Where two or more employees residing in the same household avail themselves of leave related to COVID-19 in respect of caregiving responsibilities, the 42 weeks (or such other number prescribed by regulation) would have to be shared between all of the employees residing in the household, and would not apply individually.
Expanding Existing Medical Leave
Bill C-30 increases the maximum length of medical leave available to federally regulated employees dealing with illness or injury, organ or tissue donation, as well as medical appointments during working hours, from 17 weeks to 27 weeks. This change is intended to align an employee’s entitlement to medical leave under the Code with the extension to Employment Insurance (“EI”) sickness benefits under the Employment Insurance Act from 17 weeks to 26 weeks and the one-week waiting period.
Of note, medical leave under the Code is also currently available to federally regulated employees who must quarantine, though only for 16 weeks. Pursuant to Bill C-30, this is also increased to a maximum of 27 weeks.
The change to medical leave will come into force at the same time as the changes to the EI sickness benefits on a date to be fixed by Order of the Governor in Council.
Expanding Existing Leave Related to the Death or Disappearance of a Child
Effective June 29, 2021, Bill C-30 amends the provisions on leave related to the death or disappearance of a child, as follows:
- Extends the eligibility for leave to parents or guardians of children who are under 25 years of age (previously under 18 years of age),
- Increases the maximum length of leave for a parent of a child who has disappeared from 52 weeks to 104 weeks, and
- Limits the exception that applies in the case of a parent of a child who has died as a result of a crime if it was probable that the child was a party to the crime so that it only applies where the child is aged 14 years or older.
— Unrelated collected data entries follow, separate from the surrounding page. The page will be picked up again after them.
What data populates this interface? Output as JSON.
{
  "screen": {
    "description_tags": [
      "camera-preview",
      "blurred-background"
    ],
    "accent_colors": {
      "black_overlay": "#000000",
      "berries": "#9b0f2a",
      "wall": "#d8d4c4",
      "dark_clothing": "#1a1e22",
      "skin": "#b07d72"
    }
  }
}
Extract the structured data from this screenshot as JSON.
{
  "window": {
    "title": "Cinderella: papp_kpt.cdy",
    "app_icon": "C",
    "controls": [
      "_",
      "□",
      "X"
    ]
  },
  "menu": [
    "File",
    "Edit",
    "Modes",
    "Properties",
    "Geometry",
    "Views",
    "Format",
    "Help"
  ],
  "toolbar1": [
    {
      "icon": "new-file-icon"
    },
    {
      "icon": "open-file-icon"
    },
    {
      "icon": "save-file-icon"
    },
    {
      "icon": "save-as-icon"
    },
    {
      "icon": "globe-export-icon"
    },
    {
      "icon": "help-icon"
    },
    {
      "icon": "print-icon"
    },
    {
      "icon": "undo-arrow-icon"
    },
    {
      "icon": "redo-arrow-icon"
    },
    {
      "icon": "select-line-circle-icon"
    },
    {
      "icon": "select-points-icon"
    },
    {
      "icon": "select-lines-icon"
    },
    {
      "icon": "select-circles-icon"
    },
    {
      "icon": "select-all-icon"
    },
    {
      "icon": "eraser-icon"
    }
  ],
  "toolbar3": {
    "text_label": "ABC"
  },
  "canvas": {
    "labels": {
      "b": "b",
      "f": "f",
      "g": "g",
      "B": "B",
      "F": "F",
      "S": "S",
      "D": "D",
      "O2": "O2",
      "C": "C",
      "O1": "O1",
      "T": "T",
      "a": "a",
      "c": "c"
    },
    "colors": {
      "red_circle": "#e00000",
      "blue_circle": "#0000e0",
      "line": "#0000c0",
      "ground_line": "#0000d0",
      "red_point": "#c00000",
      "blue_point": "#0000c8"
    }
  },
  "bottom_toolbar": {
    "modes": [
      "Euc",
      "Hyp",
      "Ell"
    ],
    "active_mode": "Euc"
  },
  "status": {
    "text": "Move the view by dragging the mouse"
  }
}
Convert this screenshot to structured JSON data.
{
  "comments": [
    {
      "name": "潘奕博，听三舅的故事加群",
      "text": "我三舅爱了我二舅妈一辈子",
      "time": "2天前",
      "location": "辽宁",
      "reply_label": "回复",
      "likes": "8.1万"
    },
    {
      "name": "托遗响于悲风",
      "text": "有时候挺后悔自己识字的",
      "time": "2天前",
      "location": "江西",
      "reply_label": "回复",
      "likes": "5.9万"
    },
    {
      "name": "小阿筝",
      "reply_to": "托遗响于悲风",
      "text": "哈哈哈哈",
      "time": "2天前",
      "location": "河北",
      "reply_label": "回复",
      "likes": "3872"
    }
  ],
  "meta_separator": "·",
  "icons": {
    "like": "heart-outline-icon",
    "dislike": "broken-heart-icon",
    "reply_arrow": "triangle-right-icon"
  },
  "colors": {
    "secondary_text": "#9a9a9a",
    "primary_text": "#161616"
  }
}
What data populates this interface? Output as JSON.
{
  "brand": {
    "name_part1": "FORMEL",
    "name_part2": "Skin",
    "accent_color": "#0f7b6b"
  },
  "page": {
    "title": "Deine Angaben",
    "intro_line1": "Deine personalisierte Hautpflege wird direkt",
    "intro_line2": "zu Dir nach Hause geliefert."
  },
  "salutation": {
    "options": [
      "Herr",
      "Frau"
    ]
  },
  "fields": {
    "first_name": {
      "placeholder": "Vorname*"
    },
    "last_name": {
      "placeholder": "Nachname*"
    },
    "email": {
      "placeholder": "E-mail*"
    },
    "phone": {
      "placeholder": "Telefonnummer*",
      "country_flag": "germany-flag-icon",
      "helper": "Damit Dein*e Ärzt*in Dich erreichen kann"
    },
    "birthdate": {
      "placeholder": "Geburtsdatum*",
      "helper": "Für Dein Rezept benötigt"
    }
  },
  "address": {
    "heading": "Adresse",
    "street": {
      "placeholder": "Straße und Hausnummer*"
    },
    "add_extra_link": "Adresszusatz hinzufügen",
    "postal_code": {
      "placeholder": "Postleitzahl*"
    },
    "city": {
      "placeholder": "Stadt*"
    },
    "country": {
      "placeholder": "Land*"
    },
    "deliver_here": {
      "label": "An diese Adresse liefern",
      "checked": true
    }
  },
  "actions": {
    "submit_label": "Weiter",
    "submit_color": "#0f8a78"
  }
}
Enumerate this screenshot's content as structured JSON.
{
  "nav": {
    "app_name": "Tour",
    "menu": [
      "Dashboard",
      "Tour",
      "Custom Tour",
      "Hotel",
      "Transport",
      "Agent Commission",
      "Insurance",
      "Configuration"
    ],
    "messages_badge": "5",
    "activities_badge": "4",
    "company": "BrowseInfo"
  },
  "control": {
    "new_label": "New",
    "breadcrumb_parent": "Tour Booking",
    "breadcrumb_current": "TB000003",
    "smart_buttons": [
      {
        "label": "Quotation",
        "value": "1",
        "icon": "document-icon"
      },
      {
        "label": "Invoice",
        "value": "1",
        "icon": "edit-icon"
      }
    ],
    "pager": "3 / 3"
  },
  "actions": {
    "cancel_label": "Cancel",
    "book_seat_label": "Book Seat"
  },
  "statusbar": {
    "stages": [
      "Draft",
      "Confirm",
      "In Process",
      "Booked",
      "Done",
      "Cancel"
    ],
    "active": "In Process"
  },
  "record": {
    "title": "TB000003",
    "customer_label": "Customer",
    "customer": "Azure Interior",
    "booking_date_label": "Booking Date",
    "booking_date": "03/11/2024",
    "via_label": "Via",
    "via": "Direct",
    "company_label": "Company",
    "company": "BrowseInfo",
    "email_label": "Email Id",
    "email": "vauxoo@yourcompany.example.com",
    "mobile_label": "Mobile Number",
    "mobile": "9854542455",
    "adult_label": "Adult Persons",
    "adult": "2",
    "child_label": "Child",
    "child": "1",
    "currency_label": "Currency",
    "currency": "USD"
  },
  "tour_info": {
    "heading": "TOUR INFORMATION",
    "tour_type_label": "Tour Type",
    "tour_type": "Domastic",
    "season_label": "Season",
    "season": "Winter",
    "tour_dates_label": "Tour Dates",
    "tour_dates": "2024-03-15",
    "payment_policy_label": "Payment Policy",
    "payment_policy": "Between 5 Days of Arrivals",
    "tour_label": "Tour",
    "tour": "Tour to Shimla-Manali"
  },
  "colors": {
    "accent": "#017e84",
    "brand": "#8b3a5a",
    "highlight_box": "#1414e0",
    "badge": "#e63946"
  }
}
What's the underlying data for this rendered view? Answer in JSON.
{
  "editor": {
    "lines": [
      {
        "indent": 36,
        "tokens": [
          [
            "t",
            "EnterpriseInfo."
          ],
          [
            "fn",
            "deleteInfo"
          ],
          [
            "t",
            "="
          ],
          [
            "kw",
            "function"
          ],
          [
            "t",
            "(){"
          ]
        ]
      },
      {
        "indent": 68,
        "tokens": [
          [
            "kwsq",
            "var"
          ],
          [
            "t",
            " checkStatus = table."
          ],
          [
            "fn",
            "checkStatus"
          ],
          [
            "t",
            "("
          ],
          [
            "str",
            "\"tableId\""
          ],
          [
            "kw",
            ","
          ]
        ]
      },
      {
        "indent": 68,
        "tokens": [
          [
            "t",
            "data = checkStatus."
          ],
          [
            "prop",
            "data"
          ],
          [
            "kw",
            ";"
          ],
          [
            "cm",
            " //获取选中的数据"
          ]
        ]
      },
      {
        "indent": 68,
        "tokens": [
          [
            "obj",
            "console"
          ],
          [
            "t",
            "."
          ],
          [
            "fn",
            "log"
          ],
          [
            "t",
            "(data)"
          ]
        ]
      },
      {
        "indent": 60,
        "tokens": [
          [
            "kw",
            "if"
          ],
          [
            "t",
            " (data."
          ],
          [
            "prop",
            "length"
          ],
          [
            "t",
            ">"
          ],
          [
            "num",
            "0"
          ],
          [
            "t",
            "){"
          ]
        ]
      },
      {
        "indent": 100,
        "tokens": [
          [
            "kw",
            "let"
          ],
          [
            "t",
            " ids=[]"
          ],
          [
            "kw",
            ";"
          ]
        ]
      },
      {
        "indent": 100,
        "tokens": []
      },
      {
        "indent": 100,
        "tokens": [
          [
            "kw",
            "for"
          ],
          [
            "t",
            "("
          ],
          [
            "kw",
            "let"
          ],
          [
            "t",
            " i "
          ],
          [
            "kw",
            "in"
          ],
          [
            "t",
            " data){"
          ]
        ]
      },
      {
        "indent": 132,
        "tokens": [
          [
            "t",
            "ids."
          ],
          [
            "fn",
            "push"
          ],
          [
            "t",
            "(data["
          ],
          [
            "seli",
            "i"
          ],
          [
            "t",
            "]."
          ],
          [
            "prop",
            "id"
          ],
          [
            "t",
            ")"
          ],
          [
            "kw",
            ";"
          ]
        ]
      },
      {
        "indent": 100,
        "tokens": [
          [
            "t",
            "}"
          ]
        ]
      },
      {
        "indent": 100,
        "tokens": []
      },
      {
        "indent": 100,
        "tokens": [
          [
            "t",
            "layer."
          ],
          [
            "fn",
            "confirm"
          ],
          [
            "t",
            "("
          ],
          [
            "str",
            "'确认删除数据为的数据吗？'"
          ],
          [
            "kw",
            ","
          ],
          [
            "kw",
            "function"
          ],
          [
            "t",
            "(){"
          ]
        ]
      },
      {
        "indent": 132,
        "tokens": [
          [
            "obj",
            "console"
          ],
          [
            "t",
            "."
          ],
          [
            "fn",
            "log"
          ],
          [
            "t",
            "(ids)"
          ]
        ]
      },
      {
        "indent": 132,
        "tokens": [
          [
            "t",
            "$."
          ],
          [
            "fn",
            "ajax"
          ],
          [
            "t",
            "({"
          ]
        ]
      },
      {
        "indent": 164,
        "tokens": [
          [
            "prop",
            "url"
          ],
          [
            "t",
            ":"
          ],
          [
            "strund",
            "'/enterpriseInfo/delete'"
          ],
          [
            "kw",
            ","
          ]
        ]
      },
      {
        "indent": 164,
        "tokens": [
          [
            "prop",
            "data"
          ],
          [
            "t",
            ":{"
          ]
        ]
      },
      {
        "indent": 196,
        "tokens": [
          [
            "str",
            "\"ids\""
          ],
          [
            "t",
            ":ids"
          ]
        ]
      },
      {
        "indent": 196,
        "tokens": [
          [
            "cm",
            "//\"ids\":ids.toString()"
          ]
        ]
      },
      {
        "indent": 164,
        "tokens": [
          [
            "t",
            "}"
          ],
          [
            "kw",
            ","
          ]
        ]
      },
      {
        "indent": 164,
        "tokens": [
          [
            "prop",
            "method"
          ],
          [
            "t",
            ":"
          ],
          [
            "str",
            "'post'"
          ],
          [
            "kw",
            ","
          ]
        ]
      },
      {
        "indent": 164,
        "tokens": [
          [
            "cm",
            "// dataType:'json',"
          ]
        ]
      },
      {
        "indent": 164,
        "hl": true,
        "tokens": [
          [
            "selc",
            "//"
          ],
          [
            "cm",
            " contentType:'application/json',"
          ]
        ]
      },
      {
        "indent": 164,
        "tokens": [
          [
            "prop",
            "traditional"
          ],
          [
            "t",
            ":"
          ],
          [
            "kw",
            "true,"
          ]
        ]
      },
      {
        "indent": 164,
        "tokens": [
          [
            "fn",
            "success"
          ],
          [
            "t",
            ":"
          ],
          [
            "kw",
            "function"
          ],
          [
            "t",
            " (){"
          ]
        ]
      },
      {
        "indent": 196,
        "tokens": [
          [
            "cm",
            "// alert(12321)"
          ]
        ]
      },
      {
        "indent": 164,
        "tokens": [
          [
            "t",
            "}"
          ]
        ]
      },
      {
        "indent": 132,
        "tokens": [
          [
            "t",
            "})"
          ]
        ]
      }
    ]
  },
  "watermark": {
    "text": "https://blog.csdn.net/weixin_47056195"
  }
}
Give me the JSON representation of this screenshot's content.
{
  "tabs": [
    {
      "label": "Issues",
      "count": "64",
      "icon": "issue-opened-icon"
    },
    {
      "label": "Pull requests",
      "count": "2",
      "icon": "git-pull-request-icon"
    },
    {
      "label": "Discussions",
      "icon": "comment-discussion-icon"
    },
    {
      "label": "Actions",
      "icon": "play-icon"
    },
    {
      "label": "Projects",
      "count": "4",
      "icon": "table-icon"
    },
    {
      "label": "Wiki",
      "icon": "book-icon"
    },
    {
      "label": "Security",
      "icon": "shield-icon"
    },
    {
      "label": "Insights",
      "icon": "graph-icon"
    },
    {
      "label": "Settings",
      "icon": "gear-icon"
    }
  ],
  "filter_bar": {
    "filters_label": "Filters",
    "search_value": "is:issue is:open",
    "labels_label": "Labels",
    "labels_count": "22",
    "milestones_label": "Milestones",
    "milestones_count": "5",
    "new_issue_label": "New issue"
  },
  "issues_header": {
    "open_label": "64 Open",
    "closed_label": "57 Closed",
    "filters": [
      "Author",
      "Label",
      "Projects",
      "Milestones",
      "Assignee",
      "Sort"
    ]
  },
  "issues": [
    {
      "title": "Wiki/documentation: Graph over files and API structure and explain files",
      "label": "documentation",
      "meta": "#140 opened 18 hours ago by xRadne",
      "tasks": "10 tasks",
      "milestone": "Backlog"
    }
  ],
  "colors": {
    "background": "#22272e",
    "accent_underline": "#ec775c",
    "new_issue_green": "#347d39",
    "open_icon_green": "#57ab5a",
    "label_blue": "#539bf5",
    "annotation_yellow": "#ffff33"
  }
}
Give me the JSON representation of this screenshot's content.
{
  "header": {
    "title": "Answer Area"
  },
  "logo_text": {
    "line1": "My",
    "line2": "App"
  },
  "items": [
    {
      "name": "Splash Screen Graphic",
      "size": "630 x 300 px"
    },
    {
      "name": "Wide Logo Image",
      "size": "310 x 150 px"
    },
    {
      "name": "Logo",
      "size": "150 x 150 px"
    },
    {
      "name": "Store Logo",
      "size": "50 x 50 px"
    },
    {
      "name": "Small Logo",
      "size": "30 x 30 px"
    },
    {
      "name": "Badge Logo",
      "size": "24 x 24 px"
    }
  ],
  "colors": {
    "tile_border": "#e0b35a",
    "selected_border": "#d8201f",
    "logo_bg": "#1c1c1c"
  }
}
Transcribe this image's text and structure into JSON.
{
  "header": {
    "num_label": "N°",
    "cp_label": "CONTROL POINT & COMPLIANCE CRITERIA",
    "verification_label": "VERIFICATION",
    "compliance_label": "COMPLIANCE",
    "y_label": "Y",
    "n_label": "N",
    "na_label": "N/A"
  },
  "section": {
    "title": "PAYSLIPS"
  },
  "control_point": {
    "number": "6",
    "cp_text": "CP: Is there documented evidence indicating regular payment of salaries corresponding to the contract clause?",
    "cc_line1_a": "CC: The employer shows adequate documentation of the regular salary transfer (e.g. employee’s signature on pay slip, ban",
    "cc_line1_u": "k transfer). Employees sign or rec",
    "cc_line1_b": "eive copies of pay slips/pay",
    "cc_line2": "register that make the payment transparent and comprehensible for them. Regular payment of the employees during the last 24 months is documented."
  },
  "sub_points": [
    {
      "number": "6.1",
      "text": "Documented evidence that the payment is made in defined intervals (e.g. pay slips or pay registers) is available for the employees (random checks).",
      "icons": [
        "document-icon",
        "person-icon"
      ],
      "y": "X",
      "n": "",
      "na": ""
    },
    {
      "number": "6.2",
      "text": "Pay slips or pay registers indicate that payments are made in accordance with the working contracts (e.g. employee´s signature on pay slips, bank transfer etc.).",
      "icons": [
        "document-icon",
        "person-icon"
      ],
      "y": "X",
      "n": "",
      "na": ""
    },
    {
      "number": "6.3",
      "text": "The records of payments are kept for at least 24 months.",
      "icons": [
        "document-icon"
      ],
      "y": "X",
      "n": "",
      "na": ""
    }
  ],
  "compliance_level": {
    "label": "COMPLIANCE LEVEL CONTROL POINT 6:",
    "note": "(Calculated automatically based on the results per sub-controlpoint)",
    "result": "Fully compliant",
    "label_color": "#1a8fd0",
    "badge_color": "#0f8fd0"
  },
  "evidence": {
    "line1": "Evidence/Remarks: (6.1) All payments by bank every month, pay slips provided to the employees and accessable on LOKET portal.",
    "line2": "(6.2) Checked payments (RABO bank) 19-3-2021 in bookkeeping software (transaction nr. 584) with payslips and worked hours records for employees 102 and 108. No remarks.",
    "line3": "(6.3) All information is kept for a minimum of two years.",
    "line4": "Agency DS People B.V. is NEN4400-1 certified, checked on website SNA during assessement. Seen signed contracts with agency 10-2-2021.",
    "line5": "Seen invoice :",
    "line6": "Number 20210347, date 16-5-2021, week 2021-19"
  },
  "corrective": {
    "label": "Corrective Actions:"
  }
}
Bereavement Leave – Bill C-220
Under Bill C-220, an employee’s bereavement leave entitlement has been increased to a period of up to ten days (previously five). For employees who have completed three consecutive months of continuous employment, the first three days of leave are with pay.
Bill C-220 also expands the group of family members in respect of whom bereavement leave can be taken. In addition to the death of an immediate family member, as before, Bill C-220 allows bereavement leave to be taken for a family member in respect of whom the employee is, at the time of death, on compassionate care leave under section 206.3 of the Code or leave related to critical illness under section 206.4 of the Code.
The leave can be taken in separate periods, but must be taken during the period that begins on the day on which the death occurs and ends six weeks after the latest of the days on which any funeral, burial or memorial service of the deceased person occurs.
Bill C-220 will come into force on September 29, 2021.
In Our View
Bill C-30 and Bill C-220 have a significant impact on a number of provisions contained in the Code and, consequently, on federally regulated workplaces. Employers should familiarize themselves with their new obligations in order to ensure that their operations and responses to employee requests are compliant with the changes.